The issue is, that in order to understand the example, you are already required to have a knowledge of the language.

I can only use myself as a example. Only started to really use D a few days ago because i have a specific project. I instantly look for the methods that interest me, totally bypassing half the manual. The ! looked like a operator and not a template.

To show you how much a nice example flow matters: a month or 3 ago ( because of this future project ) i started to look at several languages: Go, Nim, Haxe, etc...

Notice something missing? Yes... i knew about D but totally skipped it for two reasons. Its the same reasons as to why Rust got skipped. I did not like the syntax example's. And in case of D, the whole community issue with D1 vs D2 in several reddit topics that still gets propagated.

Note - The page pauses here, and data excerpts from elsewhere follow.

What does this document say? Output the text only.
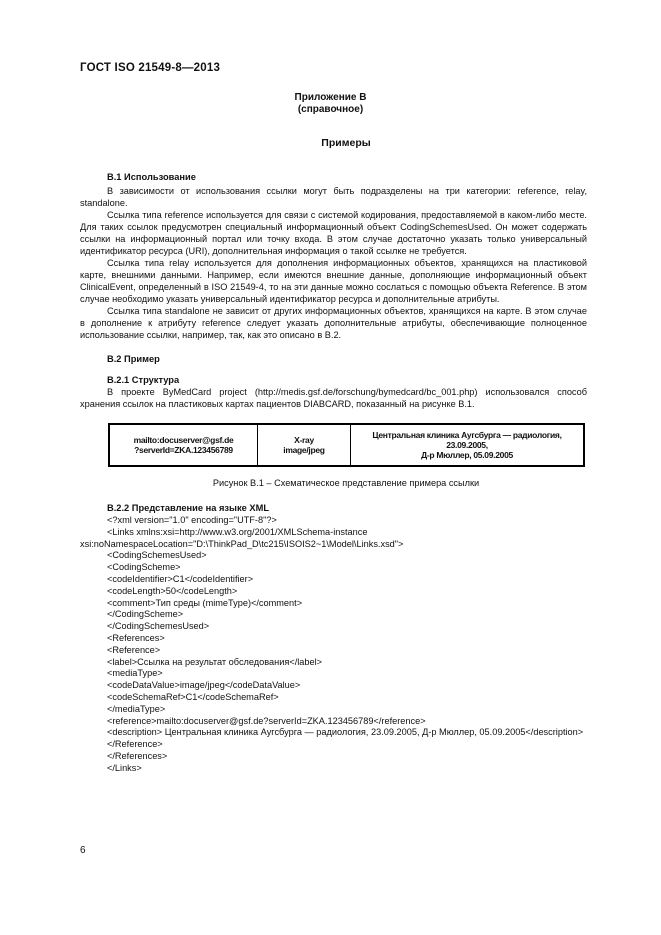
ГОСТ ISO 21549-8—2013
Приложение В
(справочное)
Примеры
В.1 Использование

В зависимости от использования ссылки могут быть подразделены на три категории: reference, relay, standalone.

Ссылка типа reference используется для связи с системой кодирования, предоставляемой в каком-либо месте. Для таких ссылок предусмотрен специальный информационный объект CodingSchemesUsed. Он может содержать ссылки на информационный портал или точку входа. В этом случае достаточно указать только универсальный идентификатор ресурса (URI), дополнительная информация о такой ссылке не требуется.

Ссылка типа relay используется для дополнения информационных объектов, хранящихся на пластиковой карте, внешними данными. Например, если имеются внешние данные, дополняющие информационный объект ClinicalEvent, определенный в ISO 21549-4, то на эти данные можно сослаться с помощью объекта Reference. В этом случае необходимо указать универсальный идентификатор ресурса и дополнительные атрибуты.

Ссылка типа standalone не зависит от других информационных объектов, хранящихся на карте. В этом случае в дополнение к атрибуту reference следует указать дополнительные атрибуты, обеспечивающие полноценное использование ссылки, например, так, как это описано в В.2.

В.2 Пример
В.2.1 Структура

В проекте ByMedCard project (http://medis.gsf.de/forschung/bymedcard/bc_001.php) использовался способ хранения ссылок на пластиковых картах пациентов DIABCARD, показанный на рисунке В.1.

mailto:docuserver@gsf.de
?serverId=ZKA.123456789
X-ray
image/jpeg
Центральная клиника Аугсбурга — радиология,
23.09.2005,
Д-р Мюллер, 05.09.2005
Рисунок В.1 – Схематическое представление примера ссылки
В.2.2 Представление на языке XML
<?xml version="1.0" encoding="UTF-8"?>
<Links xmlns:xsi=http://www.w3.org/2001/XMLSchema-instance
xsi:noNamespaceLocation="D:\ThinkPad_D\tc215\ISOIS2~1\Model\Links.xsd">
<CodingSchemesUsed>
<CodingScheme>
<codeIdentifier>C1</codeIdentifier>
<codeLength>50</codeLength>
<comment>Тип среды (mimeType)</comment>
</CodingScheme>
</CodingSchemesUsed>
<References>
<Reference>
<label>Ссылка на результат обследования</label>
<mediaType>
<codeDataValue>image/jpeg</codeDataValue>
<codeSchemaRef>C1</codeSchemaRef>
</mediaType>
<reference>mailto:docuserver@gsf.de?serverId=ZKA.123456789</reference>
<description> Центральная клиника Аугсбурга — радиология, 23.09.2005, Д-р Мюллер, 05.09.2005</description>
</Reference>
</References>
</Links>
6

They will not understand. Those are the UX stuff you learn when you are a web designer/developer.

It is easy to not understand the impact when your already know D. Test it on a new user and see. Moreover, unless D is not meant to be a first programming language to learn, then we are far from gaining new adopters with the current information. The tour examples are clearly written by people who have less/limited/lacking teaching skills.

How do you win a visitor's interest in 2-5 seconds?